Od 1 lipca obowiązują nowe przepisy umożliwiające oferowanie leasingu konsumenckiego na korzystniejszych zasadach. Na razie tylko trzy firmy: Masterlease, VB Leasing oraz Santander Consumer Multirent, przygotowały oferty dla indywidualnych klientów. Wszystkie propozycje dotyczą finansowania aut.

Leasing konsumencki jest droższy od kredytu bankowego, choć trzeba przyznać, że porównywanie tych form finansowania nie jest łatwe. W przypadku leasingu wpływ na wysokość miesięcznej raty ma tzw. wartość wykupu (inaczej rezydualna); jest to cena przedmiotu leasingu po zakończeniu finansowania, ustalana przy zawieraniu umowy. Klient firmy leasingowej nie musi wykupywać auta po zakończeniu umowy. Może na przykład zlecić jego sprzedaż, przedłużyć umowę lub wziąć nowy samochód. Wtedy nie płaci za pojazd całej kwoty.
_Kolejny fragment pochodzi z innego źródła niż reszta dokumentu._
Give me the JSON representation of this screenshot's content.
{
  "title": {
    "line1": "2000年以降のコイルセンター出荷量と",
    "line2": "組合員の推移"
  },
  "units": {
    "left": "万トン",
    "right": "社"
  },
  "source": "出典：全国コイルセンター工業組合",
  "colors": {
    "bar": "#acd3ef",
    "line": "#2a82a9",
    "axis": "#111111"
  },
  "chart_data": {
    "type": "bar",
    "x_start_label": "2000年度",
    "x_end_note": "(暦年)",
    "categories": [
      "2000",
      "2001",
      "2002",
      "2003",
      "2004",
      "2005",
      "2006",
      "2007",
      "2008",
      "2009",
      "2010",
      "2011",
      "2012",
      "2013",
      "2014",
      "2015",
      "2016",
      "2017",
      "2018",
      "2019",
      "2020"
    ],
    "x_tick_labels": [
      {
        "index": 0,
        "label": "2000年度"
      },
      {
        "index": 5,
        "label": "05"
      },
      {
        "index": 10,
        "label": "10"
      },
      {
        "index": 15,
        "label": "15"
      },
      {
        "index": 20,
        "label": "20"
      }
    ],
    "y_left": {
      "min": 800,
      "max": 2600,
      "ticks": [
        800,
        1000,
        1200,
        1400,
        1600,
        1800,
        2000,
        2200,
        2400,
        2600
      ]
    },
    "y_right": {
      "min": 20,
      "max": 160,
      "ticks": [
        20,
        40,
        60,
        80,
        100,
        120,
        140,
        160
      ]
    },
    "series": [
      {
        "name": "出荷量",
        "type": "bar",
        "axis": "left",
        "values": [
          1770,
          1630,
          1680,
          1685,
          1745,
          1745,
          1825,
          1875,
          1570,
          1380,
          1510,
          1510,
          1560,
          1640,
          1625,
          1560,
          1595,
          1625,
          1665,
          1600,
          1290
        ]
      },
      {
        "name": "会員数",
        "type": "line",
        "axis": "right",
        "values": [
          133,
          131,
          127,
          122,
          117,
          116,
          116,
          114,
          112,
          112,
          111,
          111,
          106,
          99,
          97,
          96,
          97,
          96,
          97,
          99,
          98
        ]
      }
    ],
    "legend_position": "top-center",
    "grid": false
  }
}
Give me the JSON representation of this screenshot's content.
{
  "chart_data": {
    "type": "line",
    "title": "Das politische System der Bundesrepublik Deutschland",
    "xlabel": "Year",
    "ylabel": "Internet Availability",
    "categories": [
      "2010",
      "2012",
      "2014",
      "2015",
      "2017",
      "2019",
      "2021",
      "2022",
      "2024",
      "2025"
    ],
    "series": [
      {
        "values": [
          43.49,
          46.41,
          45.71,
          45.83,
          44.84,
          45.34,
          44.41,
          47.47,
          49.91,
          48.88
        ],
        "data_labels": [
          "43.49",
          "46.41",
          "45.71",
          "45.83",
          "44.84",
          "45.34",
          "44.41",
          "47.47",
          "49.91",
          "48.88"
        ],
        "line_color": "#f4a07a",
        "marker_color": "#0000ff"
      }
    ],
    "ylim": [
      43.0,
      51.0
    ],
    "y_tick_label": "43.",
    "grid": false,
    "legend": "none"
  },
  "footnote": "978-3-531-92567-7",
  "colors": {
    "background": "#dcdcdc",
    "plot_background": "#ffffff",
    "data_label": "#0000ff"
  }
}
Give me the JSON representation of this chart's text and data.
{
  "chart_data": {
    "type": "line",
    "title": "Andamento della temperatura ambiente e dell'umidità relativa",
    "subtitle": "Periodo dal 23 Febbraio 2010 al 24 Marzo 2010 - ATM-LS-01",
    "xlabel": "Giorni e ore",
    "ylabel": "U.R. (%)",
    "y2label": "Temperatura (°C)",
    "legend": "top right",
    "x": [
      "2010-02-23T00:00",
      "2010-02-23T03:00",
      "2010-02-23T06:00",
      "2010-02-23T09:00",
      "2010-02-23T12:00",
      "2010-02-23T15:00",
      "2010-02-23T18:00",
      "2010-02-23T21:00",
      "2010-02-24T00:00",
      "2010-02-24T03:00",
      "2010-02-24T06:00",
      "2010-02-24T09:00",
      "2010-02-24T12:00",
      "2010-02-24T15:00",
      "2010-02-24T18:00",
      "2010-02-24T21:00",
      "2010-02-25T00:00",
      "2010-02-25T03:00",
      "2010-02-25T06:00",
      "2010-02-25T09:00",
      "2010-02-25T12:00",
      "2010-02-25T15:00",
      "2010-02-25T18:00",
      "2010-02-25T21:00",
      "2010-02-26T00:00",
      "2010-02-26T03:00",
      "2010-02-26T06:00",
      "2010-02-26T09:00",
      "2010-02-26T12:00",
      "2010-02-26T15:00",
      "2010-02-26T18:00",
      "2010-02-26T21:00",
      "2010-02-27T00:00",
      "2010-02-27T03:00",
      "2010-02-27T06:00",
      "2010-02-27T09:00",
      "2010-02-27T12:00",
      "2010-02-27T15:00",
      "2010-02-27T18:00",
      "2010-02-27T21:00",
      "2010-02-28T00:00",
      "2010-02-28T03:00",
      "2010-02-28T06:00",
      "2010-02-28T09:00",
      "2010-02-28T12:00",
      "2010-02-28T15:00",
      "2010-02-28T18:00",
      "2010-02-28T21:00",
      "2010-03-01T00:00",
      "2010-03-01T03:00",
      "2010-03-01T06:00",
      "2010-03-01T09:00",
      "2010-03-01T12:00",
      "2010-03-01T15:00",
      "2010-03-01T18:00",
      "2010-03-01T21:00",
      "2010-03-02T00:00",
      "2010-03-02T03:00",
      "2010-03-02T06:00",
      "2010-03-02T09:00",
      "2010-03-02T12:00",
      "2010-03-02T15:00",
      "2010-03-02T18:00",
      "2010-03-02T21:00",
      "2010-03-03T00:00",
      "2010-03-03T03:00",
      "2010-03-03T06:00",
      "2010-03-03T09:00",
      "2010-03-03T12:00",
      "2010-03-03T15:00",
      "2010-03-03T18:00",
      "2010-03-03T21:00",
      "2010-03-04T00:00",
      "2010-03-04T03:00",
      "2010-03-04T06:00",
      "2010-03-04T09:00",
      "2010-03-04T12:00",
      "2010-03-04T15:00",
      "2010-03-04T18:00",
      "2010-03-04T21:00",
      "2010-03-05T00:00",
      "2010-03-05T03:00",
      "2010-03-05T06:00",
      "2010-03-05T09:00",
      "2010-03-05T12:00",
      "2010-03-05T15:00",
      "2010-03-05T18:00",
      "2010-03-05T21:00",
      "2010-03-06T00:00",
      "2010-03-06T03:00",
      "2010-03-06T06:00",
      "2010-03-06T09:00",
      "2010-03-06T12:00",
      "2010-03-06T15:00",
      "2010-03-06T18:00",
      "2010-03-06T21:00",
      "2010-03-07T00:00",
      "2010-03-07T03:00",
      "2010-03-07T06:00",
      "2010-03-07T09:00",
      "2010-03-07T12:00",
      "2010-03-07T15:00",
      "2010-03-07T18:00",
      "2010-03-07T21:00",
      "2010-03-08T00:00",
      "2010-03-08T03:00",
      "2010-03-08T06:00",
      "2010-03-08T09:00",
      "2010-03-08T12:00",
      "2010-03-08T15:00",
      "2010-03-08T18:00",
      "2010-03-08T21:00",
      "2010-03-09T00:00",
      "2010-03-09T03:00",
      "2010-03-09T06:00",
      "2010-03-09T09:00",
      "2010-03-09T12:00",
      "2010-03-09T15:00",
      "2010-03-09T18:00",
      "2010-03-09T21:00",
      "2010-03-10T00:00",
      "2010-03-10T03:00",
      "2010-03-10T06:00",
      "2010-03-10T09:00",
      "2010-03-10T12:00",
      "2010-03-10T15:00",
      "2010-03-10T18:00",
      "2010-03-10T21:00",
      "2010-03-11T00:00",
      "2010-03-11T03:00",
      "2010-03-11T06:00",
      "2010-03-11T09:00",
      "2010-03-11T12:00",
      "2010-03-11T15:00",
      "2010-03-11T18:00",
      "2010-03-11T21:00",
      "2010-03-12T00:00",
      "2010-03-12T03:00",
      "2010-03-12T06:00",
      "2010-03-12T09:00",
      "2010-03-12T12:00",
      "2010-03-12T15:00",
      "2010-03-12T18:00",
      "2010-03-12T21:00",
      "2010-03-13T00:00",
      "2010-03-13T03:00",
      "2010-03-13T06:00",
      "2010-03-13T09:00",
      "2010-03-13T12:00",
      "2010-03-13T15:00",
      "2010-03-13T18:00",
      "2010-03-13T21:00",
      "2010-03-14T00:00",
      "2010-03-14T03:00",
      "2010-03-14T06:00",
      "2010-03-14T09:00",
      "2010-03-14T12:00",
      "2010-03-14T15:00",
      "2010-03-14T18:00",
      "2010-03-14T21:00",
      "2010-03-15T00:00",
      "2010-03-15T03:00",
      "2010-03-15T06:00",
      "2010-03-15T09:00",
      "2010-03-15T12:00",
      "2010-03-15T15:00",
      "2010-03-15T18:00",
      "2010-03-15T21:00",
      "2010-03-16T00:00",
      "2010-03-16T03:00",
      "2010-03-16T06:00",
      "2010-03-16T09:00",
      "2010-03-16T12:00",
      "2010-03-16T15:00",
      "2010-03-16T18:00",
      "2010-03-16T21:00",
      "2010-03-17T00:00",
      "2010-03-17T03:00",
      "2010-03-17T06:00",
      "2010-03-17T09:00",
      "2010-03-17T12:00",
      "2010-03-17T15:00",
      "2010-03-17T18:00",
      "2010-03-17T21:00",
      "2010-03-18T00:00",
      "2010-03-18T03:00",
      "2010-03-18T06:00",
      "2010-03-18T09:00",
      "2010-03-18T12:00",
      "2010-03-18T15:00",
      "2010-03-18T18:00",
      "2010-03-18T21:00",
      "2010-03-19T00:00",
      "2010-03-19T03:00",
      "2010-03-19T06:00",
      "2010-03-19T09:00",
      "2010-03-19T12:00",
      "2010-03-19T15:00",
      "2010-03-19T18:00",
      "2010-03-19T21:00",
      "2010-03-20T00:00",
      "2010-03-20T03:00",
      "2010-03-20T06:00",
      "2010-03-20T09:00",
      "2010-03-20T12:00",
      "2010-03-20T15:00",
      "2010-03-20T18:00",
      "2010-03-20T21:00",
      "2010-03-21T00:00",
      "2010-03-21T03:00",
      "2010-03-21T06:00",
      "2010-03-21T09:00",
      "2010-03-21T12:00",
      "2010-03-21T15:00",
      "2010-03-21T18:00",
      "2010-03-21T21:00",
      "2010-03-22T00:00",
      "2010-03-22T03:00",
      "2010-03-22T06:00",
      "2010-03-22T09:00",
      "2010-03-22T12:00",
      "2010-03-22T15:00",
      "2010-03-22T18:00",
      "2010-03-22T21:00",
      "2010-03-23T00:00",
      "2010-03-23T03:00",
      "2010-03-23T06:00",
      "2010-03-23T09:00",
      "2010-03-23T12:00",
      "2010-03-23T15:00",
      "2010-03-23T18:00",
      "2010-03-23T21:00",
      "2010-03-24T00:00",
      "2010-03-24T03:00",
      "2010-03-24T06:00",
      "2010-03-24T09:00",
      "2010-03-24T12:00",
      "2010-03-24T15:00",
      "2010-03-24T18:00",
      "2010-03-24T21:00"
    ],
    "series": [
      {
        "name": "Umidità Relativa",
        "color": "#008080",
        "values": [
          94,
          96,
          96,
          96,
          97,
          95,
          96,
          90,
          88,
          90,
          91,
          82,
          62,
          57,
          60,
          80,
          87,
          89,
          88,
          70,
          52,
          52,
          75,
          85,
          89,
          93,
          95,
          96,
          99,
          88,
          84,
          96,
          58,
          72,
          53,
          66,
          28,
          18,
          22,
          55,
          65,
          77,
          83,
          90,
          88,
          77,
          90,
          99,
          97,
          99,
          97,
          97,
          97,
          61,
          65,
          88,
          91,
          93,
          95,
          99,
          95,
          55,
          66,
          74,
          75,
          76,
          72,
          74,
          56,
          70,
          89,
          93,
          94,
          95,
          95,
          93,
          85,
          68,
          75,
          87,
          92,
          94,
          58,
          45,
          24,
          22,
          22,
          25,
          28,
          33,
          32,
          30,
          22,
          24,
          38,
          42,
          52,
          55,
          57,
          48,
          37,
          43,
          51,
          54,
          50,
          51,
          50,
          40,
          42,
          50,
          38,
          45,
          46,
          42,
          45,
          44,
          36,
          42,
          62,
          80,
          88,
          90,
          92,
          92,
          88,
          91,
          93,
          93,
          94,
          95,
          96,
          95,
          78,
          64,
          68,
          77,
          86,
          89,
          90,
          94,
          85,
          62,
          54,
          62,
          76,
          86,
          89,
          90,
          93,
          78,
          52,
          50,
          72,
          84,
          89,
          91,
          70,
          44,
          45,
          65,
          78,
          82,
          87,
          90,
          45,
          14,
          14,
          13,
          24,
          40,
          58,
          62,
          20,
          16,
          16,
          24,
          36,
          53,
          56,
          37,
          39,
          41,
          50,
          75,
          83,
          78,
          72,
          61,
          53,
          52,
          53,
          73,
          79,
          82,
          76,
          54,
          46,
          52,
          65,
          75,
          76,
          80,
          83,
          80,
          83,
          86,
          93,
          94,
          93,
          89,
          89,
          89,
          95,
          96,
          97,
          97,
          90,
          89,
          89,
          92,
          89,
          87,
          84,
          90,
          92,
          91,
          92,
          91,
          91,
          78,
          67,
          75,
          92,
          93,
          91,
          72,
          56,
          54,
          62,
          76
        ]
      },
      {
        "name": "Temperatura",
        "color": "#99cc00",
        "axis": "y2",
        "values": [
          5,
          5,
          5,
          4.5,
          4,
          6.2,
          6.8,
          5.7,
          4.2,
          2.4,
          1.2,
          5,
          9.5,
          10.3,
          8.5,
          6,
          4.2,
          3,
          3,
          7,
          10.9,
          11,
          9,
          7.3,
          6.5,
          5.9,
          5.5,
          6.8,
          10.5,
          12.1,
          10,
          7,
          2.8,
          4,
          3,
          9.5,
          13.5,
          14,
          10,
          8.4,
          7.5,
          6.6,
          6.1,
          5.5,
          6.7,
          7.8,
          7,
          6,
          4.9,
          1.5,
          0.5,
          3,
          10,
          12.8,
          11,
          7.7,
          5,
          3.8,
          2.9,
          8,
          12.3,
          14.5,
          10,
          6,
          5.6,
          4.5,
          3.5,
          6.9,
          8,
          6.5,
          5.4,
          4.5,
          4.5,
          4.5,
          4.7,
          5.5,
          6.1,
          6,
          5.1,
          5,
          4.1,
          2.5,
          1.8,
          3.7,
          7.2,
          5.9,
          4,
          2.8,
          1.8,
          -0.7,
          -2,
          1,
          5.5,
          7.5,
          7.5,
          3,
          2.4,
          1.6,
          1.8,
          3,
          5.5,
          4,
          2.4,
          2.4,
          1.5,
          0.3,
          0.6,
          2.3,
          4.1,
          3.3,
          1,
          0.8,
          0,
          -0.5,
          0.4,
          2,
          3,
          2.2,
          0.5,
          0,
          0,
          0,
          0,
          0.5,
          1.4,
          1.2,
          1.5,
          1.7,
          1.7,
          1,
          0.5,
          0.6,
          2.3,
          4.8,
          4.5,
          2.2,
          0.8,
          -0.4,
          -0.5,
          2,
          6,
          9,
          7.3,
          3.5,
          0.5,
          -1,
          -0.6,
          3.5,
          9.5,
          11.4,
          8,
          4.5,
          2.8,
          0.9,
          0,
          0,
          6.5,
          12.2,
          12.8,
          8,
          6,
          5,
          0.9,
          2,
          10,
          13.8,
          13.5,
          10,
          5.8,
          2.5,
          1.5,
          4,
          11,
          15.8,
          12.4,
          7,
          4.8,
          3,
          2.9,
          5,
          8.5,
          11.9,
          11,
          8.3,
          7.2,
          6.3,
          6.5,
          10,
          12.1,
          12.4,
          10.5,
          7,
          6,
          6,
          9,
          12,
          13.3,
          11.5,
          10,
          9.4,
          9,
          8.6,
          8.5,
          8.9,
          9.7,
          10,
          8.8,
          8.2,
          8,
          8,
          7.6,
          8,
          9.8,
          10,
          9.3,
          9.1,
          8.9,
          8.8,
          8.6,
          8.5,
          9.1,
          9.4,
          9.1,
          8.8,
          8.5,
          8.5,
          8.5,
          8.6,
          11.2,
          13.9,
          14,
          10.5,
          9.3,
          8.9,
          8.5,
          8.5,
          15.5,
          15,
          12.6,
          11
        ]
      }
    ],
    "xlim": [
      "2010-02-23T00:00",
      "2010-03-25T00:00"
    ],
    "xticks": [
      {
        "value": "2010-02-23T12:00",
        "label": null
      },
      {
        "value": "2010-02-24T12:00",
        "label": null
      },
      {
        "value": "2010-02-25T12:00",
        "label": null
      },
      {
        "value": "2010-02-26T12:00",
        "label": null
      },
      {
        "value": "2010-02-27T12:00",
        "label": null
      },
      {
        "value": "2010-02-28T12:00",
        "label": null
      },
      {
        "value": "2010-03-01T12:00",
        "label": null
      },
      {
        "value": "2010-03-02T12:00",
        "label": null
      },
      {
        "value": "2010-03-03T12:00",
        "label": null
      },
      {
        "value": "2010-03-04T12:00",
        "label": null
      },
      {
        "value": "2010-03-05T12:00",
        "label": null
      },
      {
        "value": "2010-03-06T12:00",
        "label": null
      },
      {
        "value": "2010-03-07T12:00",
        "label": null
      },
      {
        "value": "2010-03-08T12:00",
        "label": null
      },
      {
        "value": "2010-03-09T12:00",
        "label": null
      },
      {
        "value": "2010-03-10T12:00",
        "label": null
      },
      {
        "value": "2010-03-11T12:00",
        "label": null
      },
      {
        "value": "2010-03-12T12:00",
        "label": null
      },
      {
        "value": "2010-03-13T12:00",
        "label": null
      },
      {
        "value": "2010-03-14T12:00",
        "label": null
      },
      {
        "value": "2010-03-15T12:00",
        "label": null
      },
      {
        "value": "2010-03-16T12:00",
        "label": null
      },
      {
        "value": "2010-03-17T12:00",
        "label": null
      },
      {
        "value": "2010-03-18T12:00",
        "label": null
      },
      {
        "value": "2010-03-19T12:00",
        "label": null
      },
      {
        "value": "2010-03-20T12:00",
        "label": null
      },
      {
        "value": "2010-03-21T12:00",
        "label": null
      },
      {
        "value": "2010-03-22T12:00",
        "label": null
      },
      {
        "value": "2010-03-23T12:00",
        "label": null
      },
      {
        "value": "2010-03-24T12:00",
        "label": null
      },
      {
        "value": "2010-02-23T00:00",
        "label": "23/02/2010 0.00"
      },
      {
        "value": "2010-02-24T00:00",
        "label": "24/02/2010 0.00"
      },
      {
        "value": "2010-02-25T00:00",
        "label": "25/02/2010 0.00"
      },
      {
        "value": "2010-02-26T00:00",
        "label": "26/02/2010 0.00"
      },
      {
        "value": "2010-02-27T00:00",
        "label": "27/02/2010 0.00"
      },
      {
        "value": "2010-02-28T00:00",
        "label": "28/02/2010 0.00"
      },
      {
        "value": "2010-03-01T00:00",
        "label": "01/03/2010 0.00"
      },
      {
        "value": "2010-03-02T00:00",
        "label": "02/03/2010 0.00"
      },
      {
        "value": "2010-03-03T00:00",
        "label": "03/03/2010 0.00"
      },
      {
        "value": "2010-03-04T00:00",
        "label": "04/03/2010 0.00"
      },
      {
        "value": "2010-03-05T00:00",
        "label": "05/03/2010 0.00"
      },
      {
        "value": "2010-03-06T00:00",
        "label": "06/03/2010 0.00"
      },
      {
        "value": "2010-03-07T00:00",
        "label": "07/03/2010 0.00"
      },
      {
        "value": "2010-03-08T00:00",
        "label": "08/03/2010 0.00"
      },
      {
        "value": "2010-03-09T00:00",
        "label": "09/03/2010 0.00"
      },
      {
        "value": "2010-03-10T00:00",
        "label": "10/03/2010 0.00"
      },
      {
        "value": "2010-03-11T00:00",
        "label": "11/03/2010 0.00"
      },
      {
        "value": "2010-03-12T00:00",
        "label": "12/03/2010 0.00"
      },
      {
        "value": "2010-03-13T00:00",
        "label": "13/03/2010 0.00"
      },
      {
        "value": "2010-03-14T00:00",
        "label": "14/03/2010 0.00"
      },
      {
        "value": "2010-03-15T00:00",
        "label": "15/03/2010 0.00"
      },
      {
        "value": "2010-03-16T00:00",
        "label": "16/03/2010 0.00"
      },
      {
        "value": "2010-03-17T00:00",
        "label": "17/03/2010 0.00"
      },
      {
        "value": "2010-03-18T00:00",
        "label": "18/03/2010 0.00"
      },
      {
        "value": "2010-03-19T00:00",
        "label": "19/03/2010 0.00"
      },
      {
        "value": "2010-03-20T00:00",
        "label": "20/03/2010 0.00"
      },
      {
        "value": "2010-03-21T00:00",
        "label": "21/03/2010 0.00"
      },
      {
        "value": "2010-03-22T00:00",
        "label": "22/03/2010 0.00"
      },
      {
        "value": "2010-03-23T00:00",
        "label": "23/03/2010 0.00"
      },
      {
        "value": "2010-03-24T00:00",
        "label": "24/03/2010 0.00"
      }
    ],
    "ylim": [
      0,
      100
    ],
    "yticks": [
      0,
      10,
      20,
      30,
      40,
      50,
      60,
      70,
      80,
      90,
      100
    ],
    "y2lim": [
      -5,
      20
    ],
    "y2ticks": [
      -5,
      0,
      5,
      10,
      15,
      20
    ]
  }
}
Z leasingu mogą korzystać klienci, którzy nie dostaną kredytu nie tyle ze względu na złą sytuację finansową, ile z powodu braku możliwości udokumentowania dochodów według wymagań banku. Dla wielu osób ważne będzie również to, że samochód wzięty w leasing łatwo jest wymienić na nowy model np. po trzech – czterech latach.